Pemakaman

301 53 28
                                    

Aku tidak diciptakan untuk lebur. Apalagi hanya karena seorang bajingan yang meninggalkan luka sembarangan.

<3

Sampai kemudian, aku menyadari bahwa kini tubuhku tidak mengenakan apapun. Tanganku masih ditahan dari belakang, air mataku tak henti keluar. Kekehan terdengar dari seorang yang duduk di atas kursi, dan aku melihat Langit di celah mataku yang sembab, melangkah mendekat, menggenggam sebuah pisau di tangannya.

"Reka adegan dimulai."

***

Jarak Langit denganku hanya tinggal satu langkah, kakinya berlutut, "Maaf, Kala," bisiknya pelan, ia menatap wajahku lamat-lamat dan enggan berpaling. Dengan tenang, ia membuka  jaketnya, kemudian melingkarkan jaket tersebut menutupi tubuhku. Penjaga yang lain sudah akan menarik Langit, namun ayah Yun Jira mengisyaratkan mereka untuk tetap di tempat.

"Seperti yang gue bilang, lo bakal baik-baik aja," lanjut Langit tak menghentikan suasana tak nyaman di ruangan ini.

Langit tersenyum kecil, menutup matanya kemudian mengembuskan napas pelan. Ia mengangkat pisau yang ia genggam, dua detik kemudian, semuanya gelap.

***

Langit POV

Tidak pernah bisa membayangkan sehancur apa menjadi Kala.

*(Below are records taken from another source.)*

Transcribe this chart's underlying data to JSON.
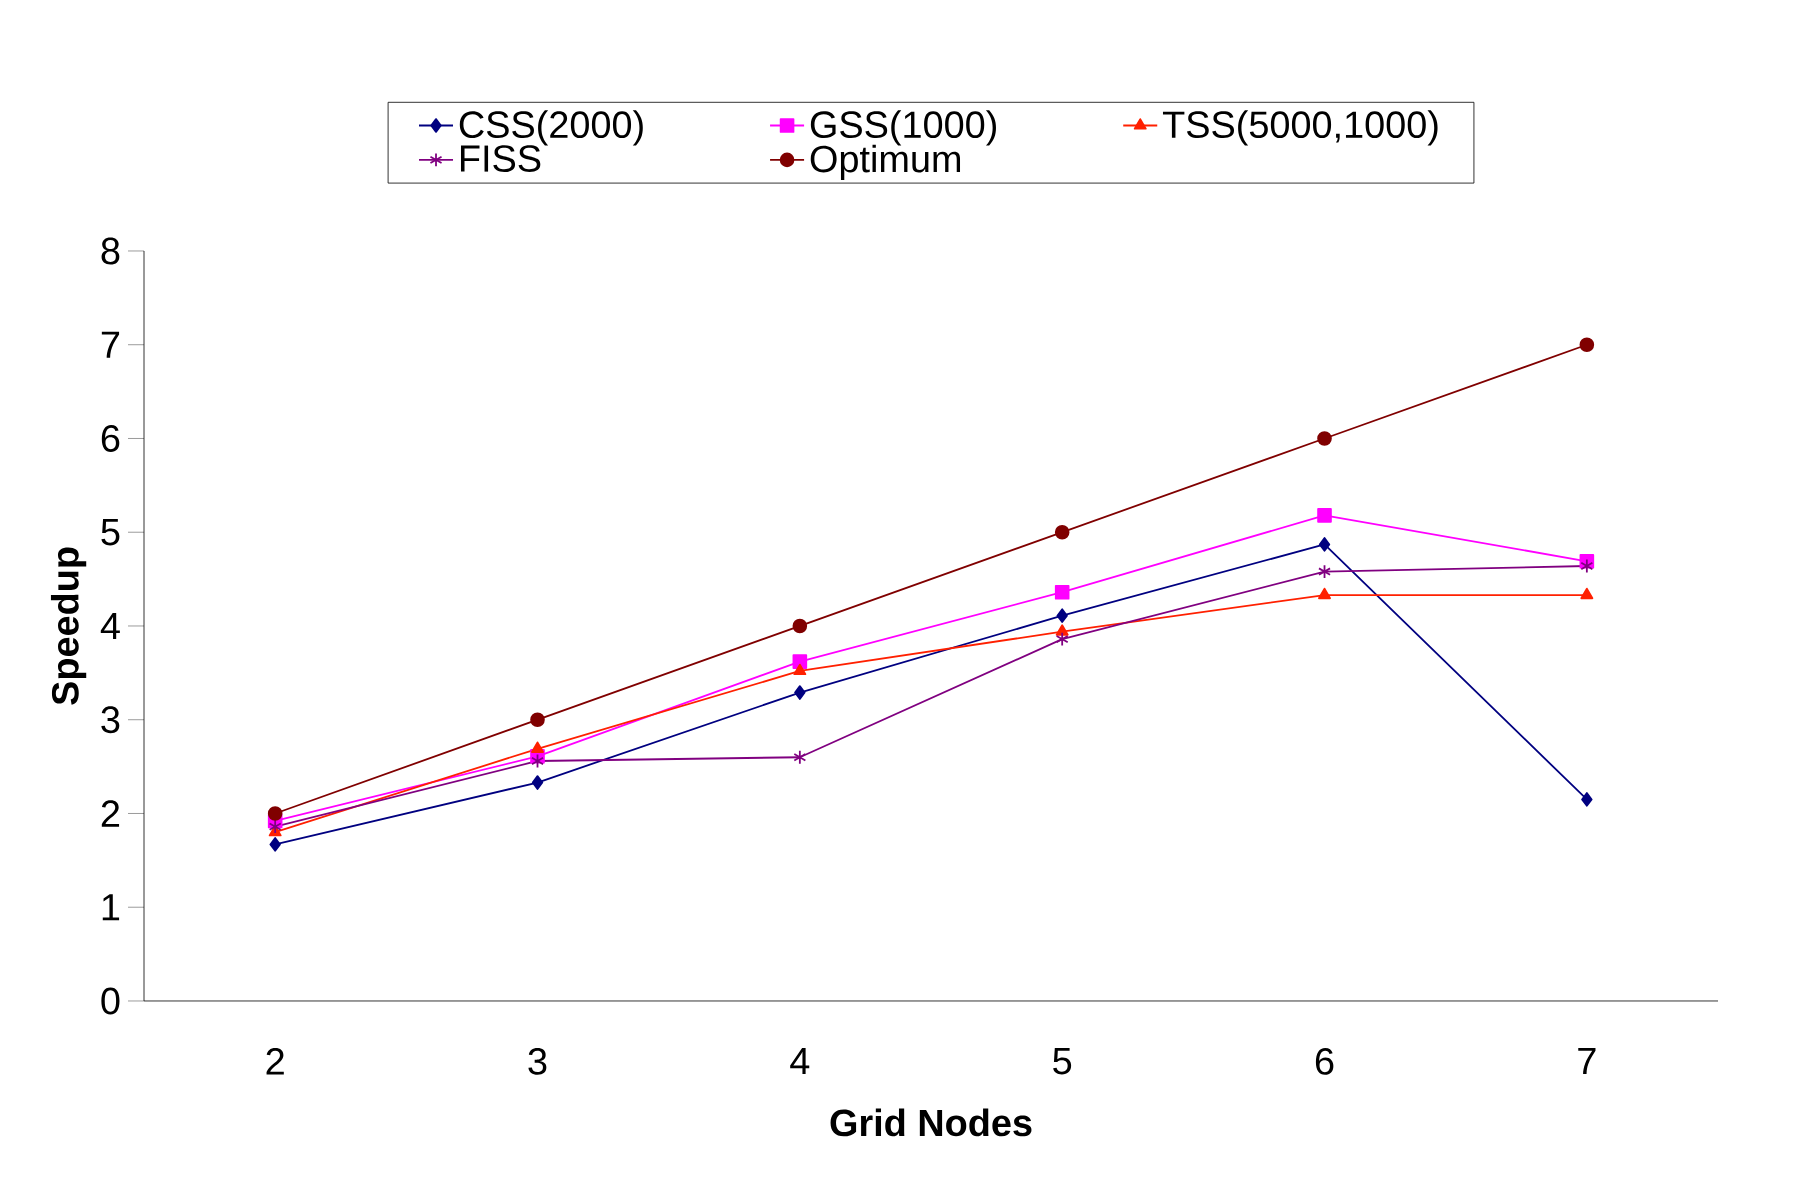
{
  "chart_data": {
    "type": "line",
    "xlabel": "Grid Nodes",
    "ylabel": "Speedup",
    "categories": [
      "2",
      "3",
      "4",
      "5",
      "6",
      "7"
    ],
    "ylim": [
      0,
      8
    ],
    "yticks": [
      0,
      1,
      2,
      3,
      4,
      5,
      6,
      7,
      8
    ],
    "grid": false,
    "legend": "top",
    "line_style": "solid",
    "series": [
      {
        "name": "CSS(2000)",
        "color": "#000080",
        "marker": "diamond",
        "values": [
          1.67,
          2.33,
          3.29,
          4.11,
          4.87,
          2.15
        ]
      },
      {
        "name": "GSS(1000)",
        "color": "#ff00ff",
        "marker": "square",
        "values": [
          1.92,
          2.61,
          3.62,
          4.36,
          5.18,
          4.69
        ]
      },
      {
        "name": "TSS(5000,1000)",
        "color": "#ff2000",
        "marker": "triangle",
        "values": [
          1.8,
          2.69,
          3.52,
          3.94,
          4.33,
          4.33
        ]
      },
      {
        "name": "FISS",
        "color": "#800080",
        "marker": "cross",
        "values": [
          1.86,
          2.56,
          2.6,
          3.86,
          4.58,
          4.64
        ]
      },
      {
        "name": "Optimum",
        "color": "#800000",
        "marker": "circle",
        "values": [
          2,
          3,
          4,
          5,
          6,
          7
        ]
      }
    ]
  }
}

Perempuan tidak bersalah yang kini terduduk dengan tangan yang ditahan di belakang, tanpa mengenakan sehelai benang pun. Rasanya marah, namun aku tahu kami kalah jumlah jika gegabah. Ingin aku melemparkan pisau yang kugenggam ke arah mereka satu persatu, namun hal tersebut mustahil kulakukan.

Aku menatap atap, menelitinya diam-diam. Jantungku rasanya berdetak hebat, gejolak emosi yang bertengkar dalam diri saat melihat tangis Kala dari dekat membuatku ingin meluapkannya dengan cepat. Jika bisa menangis, aku ikut menangis.

Reka adegan berengsek!

Akan kujamin Kala baik-baik saja, dan membalaskan dendamnya pada mereka semua. Kulepas jaketku untuk menutupi tubuhnya, harga dirinya, meskipun nilai Kala tak berkurang sedikitpun. Kuangkat pisau itu perlahan, dengan sekali gerakan, kulemparkan pisau pada satu-satunya lampu neon panjang yang berada di ruangan, tepat di atas kepala ayah Yun Jira.

Pecahan kaca terdengar, ruangan gelap gulita. Teriakan ayah Yun Jira akibat pecahan neon yang mengenai tubuhnya membuat semua penjaga menghampiri Sang Tuan. Aku menarik Kala dengan cepat, keluar pintu dengan bergegas. Kulihat Kiddo kebingungan.

"Keluar dari rumah ini!" instruksiku mengajaknya pergi. 

Kiddo menggeleng, memperlihatkan gelang dengan lampu merah berkedip, "Aku dilacak, semoga kalian beruntung," ujarnya menyuruh kami pergi.

Langit sudah gelap tentu saja. Kami langsung menuju mobil, menancap gas hingga gerbang. Tanpa banyak bicara, pria paruh baya yang menjaga gerbang justru membukanya. Aku harus berterima kasih kepada dia, sepertinya dia tahu bahwa tuannya sudah mulai tidak waras.

Sekitar 500 meter dari kediaman Yun Jira aku menoleh pada Kala, "Mau berhenti dulu?" tanyaku khawatir.

Kala menggeleng, "2 km lagi aja," ujarnya dengan suara bergetar. Aku paham, ia pasti shock dan memastikan bahwa jarak kami dengan rumah Yun Jira cukup jauh. Aku menurutinya, sampai kemudian, Kala berkata untuk berhenti.

"Gue mual," perempuan itu memegangi perutnya yang masih mengenakan jaket milikku. "Gue gak tenang, Langit." Matanya kembali berkaca-kaca dan tangannya gemetar, "Anxiety gue naik, gue panik." Napas Kala mulai tak karuan, aku memarkirkan mobil di salah satu parkiran toko yang sudah tutup.